I continue my quest to better appreciate poetry. This one has the word math in the title. I like math. By transitivity …
Yeah, poetry doesn’t work like that.
Again, I struggle with my attempts to appreciate poetry. Do I simply not appreciate poetry? Is Math for Couples not poetry to be appreciated? There are moments, little lines and turns of phrases that were like the snap of Lego pieces fitting together when I read it, but today, the day afterwards, I couldn’t tell you what any of those lines were. I can tell you the first group of poems has lots to do with thinking about grandmothers; I think a lot of about my grandmother, so that was for me. There were also some poems that were more rhythmic, repeating syllables, mixing syllables up, getting somewhere new (i.e. yatter on page 77); poems like that remind me of playing Bartok on the piano, going back between smooth and choppy, and I like the contrast. But none of the poems rhymed, and I’m realizing that in my louche, uneducated way, I really like rhyming poetry (like A.A. Milne). Like I can say I like certain rhyming poems (say Disobedience by A.A. Milne), but other than a second here and there with the vanishing Lego click moments, I don’t know if I liked the entirety of a poem in Math for Couples. Also, I didn’t dislike one single thing either. I read the poems, I worked on appreciating the poems, but then I got to the end, still as befuddled about good poetry as I ever was.

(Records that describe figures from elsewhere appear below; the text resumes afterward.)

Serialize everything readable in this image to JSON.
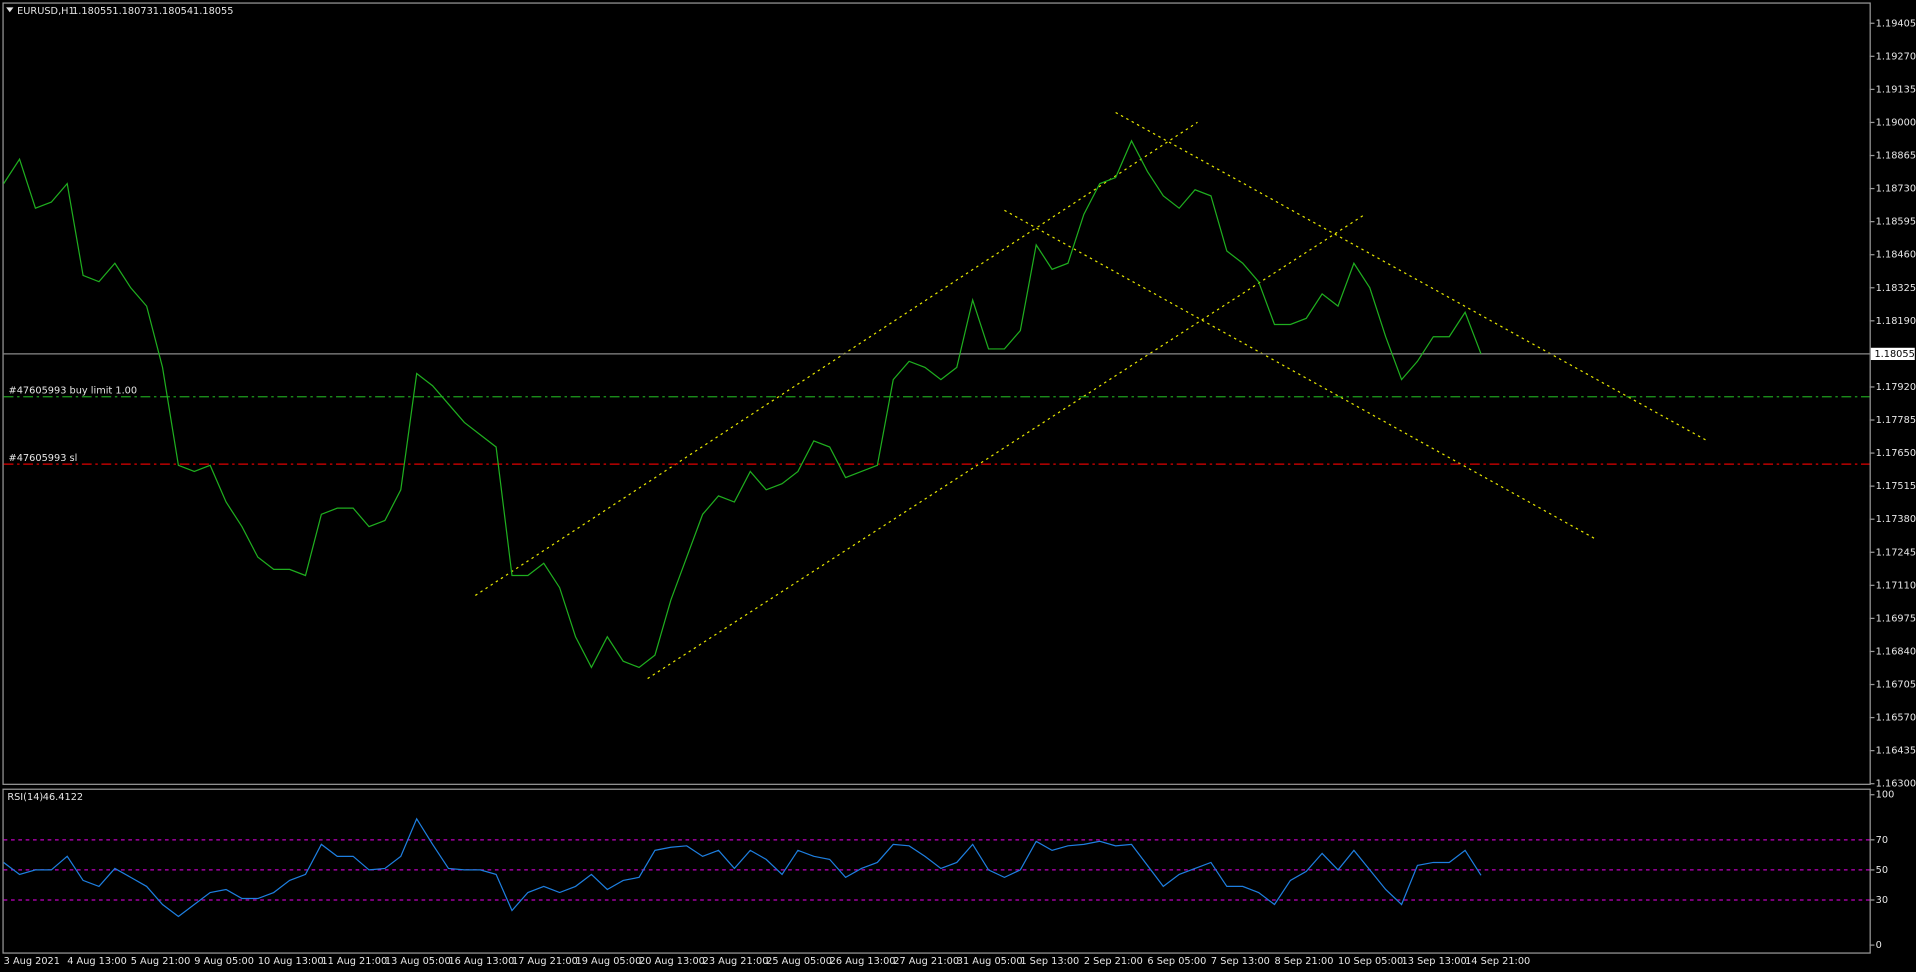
{
  "chart_data": [
    {
      "type": "line",
      "title": "EURUSD,H1",
      "ohlc": [
        1.18055,
        1.18073,
        1.18054,
        1.18055
      ],
      "color": "#1fae1f",
      "categories": [
        "3 Aug 2021",
        null,
        null,
        null,
        "4 Aug 13:00",
        null,
        null,
        null,
        "5 Aug 21:00",
        null,
        null,
        null,
        "9 Aug 05:00",
        null,
        null,
        null,
        "10 Aug 13:00",
        null,
        null,
        null,
        "11 Aug 21:00",
        null,
        null,
        null,
        "13 Aug 05:00",
        null,
        null,
        null,
        "16 Aug 13:00",
        null,
        null,
        null,
        "17 Aug 21:00",
        null,
        null,
        null,
        "19 Aug 05:00",
        null,
        null,
        null,
        "20 Aug 13:00",
        null,
        null,
        null,
        "23 Aug 21:00",
        null,
        null,
        null,
        "25 Aug 05:00",
        null,
        null,
        null,
        "26 Aug 13:00",
        null,
        null,
        null,
        "27 Aug 21:00",
        null,
        null,
        null,
        "31 Aug 05:00",
        null,
        null,
        null,
        "1 Sep 13:00",
        null,
        null,
        null,
        "2 Sep 21:00",
        null,
        null,
        null,
        "6 Sep 05:00",
        null,
        null,
        null,
        "7 Sep 13:00",
        null,
        null,
        null,
        "8 Sep 21:00",
        null,
        null,
        null,
        "10 Sep 05:00",
        null,
        null,
        null,
        "13 Sep 13:00",
        null,
        null,
        null,
        "14 Sep 21:00",
        null
      ],
      "values": [
        1.1875,
        1.1885,
        1.1865,
        1.18675,
        1.1875,
        1.18375,
        1.1835,
        1.18425,
        1.18325,
        1.1825,
        1.18,
        1.176,
        1.17575,
        1.176,
        1.1745,
        1.1735,
        1.17225,
        1.17175,
        1.17175,
        1.1715,
        1.174,
        1.17425,
        1.17425,
        1.1735,
        1.17375,
        1.175,
        1.17975,
        1.17925,
        1.1785,
        1.17775,
        1.17725,
        1.17675,
        1.1715,
        1.1715,
        1.172,
        1.171,
        1.169,
        1.16775,
        1.169,
        1.168,
        1.16775,
        1.16825,
        1.1705,
        1.17225,
        1.174,
        1.17475,
        1.1745,
        1.17575,
        1.175,
        1.17525,
        1.17575,
        1.177,
        1.17675,
        1.1755,
        1.17575,
        1.176,
        1.1795,
        1.18025,
        1.18,
        1.1795,
        1.18,
        1.18275,
        1.18075,
        1.18075,
        1.1815,
        1.185,
        1.184,
        1.18425,
        1.18625,
        1.1875,
        1.18775,
        1.18925,
        1.188,
        1.187,
        1.1865,
        1.18725,
        1.187,
        1.18475,
        1.18425,
        1.1835,
        1.18175,
        1.18175,
        1.182,
        1.183,
        1.1825,
        1.18425,
        1.18325,
        1.18125,
        1.1795,
        1.18025,
        1.18125,
        1.18125,
        1.18225,
        1.18055
      ],
      "ylim": [
        1.163,
        1.19485
      ],
      "yticks": [
        1.19405,
        {
          "value": 1.1927,
          "label": "1.19270"
        },
        1.19135,
        {
          "value": 1.19,
          "label": "1.19000"
        },
        1.18865,
        {
          "value": 1.1873,
          "label": "1.18730"
        },
        1.18595,
        {
          "value": 1.1846,
          "label": "1.18460"
        },
        1.18325,
        {
          "value": 1.1819,
          "label": "1.18190"
        },
        {
          "value": 1.1792,
          "label": "1.17920"
        },
        1.17785,
        {
          "value": 1.1765,
          "label": "1.17650"
        },
        1.17515,
        {
          "value": 1.1738,
          "label": "1.17380"
        },
        1.17245,
        {
          "value": 1.1711,
          "label": "1.17110"
        },
        1.16975,
        {
          "value": 1.1684,
          "label": "1.16840"
        },
        1.16705,
        {
          "value": 1.1657,
          "label": "1.16570"
        },
        1.16435,
        {
          "value": 1.163,
          "label": "1.16300"
        }
      ],
      "orders": [
        {
          "label": "#47605993 buy limit 1.00",
          "price": 1.1788,
          "color": "#1e9e1e"
        },
        {
          "label": "#47605993 sl",
          "price": 1.17605,
          "color": "#e00000"
        }
      ]
    },
    {
      "type": "line",
      "title": "RSI(14)",
      "color": "#1e7fe0",
      "values": [
        55,
        47,
        50,
        50,
        59,
        43,
        39,
        51,
        45,
        39,
        27,
        19,
        27,
        35,
        37,
        31,
        31,
        35,
        43,
        47,
        67,
        59,
        59,
        50,
        51,
        59,
        84,
        67,
        51,
        50,
        50,
        47,
        23,
        35,
        39,
        35,
        39,
        47,
        37,
        43,
        45,
        63,
        65,
        66,
        59,
        63,
        51,
        63,
        57,
        47,
        63,
        59,
        57,
        45,
        51,
        55,
        67,
        66,
        59,
        51,
        55,
        67,
        50,
        45,
        50,
        69,
        63,
        66,
        67,
        69,
        66,
        67,
        53,
        39,
        47,
        51,
        55,
        39,
        39,
        35,
        27,
        43,
        49,
        61,
        50,
        63,
        50,
        37,
        27,
        53,
        55,
        55,
        63,
        46.4122
      ],
      "ylim": [
        0,
        100
      ],
      "yticks": [
        100,
        70,
        50,
        30,
        0
      ],
      "levels": [
        70,
        50,
        30
      ],
      "level_color": "#c000c0"
    }
  ]
}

And the eponymous Math for Couples poem: I saw what it was trying to do, but my math-brain shuddered at the lines with 1+1 > 2 and 1+1 <2. Put numbers in and the literal part of my brain takes over. Another poem was in a table though. I thought that was interesting.
Math for Couples by Adele Graf went on sale April 1, 2017.
I received a copy free from Netgalley in exchange for an honest review.